How much can China step up in this global financial crisis?
Thursday, November 20, 2008 at 2:48AM
Thomas P.M. Barnett

BRIEFING: “China’s economy: Reflating the dragon; Can the world’s fastest-growing economy avoid a sharp downturn?” The Economist, 15 November 2008.

WORLD NEWS: “China’s Stimulus Will Lift Oil Demand: Rebound in Nation’s Consumption Could Bolster Prices, Though Impact Could Take Months,” by Shai Oster and Neil King, Jr., Wall Street Journal, 11 November 2008.

The odd claim now from some experts that “only China can save capitalism.”

Oh, those running dogs better run pretty fast!

A $600B stimulus package is most welcome, or basically the same path Beijing undertook during the Asian flu (build, build, build!). I mean, the country can’t sell what others won’t buy.

The slack in the system—dare I say it—is the lack of gross public debt held by China.

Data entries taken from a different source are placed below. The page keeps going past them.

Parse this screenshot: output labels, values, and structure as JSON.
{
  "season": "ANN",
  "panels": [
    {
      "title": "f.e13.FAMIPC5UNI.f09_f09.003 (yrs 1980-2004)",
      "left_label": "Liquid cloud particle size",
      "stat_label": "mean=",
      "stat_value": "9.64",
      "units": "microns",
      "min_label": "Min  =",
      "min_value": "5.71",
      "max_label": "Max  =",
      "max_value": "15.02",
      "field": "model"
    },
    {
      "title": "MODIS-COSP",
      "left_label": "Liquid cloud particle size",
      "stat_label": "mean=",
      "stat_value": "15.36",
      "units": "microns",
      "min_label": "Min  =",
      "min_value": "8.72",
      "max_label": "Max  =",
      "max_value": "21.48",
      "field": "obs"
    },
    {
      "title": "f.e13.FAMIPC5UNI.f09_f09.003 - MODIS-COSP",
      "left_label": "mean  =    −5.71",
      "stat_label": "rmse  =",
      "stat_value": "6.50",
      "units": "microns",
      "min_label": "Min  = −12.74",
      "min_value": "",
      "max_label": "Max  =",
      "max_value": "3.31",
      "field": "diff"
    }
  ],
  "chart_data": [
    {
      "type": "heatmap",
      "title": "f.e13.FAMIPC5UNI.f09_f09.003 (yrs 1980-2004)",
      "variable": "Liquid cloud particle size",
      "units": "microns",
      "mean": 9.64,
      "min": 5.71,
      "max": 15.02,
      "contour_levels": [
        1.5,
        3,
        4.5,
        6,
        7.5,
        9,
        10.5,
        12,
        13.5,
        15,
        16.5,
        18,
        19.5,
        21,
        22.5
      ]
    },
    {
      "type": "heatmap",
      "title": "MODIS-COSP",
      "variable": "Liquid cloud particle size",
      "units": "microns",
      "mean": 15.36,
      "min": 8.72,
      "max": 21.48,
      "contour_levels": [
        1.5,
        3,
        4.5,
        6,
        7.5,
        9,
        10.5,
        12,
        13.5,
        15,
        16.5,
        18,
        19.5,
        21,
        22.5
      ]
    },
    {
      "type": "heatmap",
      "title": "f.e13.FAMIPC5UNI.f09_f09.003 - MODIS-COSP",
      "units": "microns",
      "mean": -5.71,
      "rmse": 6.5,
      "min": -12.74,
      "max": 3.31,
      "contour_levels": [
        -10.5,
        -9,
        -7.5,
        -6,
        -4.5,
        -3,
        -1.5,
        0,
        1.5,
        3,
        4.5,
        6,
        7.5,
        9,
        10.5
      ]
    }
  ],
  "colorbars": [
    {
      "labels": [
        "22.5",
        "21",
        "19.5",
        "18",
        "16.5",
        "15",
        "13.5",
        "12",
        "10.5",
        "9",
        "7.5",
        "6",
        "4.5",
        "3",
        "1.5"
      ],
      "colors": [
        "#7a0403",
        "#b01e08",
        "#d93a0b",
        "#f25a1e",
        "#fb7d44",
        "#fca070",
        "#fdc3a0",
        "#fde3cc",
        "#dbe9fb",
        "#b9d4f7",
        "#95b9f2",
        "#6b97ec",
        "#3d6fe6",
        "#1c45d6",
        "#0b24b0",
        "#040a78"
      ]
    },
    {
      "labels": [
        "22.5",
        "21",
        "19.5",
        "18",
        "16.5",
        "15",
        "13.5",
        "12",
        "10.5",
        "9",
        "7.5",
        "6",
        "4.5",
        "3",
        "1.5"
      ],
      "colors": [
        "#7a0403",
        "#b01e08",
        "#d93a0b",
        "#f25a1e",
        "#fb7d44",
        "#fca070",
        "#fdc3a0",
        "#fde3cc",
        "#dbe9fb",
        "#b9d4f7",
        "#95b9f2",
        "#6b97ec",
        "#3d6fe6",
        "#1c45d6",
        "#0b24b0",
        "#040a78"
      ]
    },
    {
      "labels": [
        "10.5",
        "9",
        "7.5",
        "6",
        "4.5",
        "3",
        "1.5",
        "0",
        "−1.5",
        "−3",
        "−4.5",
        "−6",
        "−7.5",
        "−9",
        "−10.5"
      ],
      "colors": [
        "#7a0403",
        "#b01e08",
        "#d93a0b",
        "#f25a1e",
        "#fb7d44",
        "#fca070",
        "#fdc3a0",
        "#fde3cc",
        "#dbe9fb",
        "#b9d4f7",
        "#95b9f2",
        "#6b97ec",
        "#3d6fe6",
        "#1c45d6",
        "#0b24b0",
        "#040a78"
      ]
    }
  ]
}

Chart makes it clear: Japan’s public debt as a % of GDP is about 170, the Euro area is about 70%, the US is about 60%, and China is only about 20% (indeed, all the New Core pillars have low debt percentages).

So bring on the New Deals!

Already, experts are saying the stimulus package, being focused as it is on infrastructure and transportation, will lift global oil demand (and presumably, prices).

So fear not, Mr. Friedman, your green revolution has only been slightly delayed where it counts.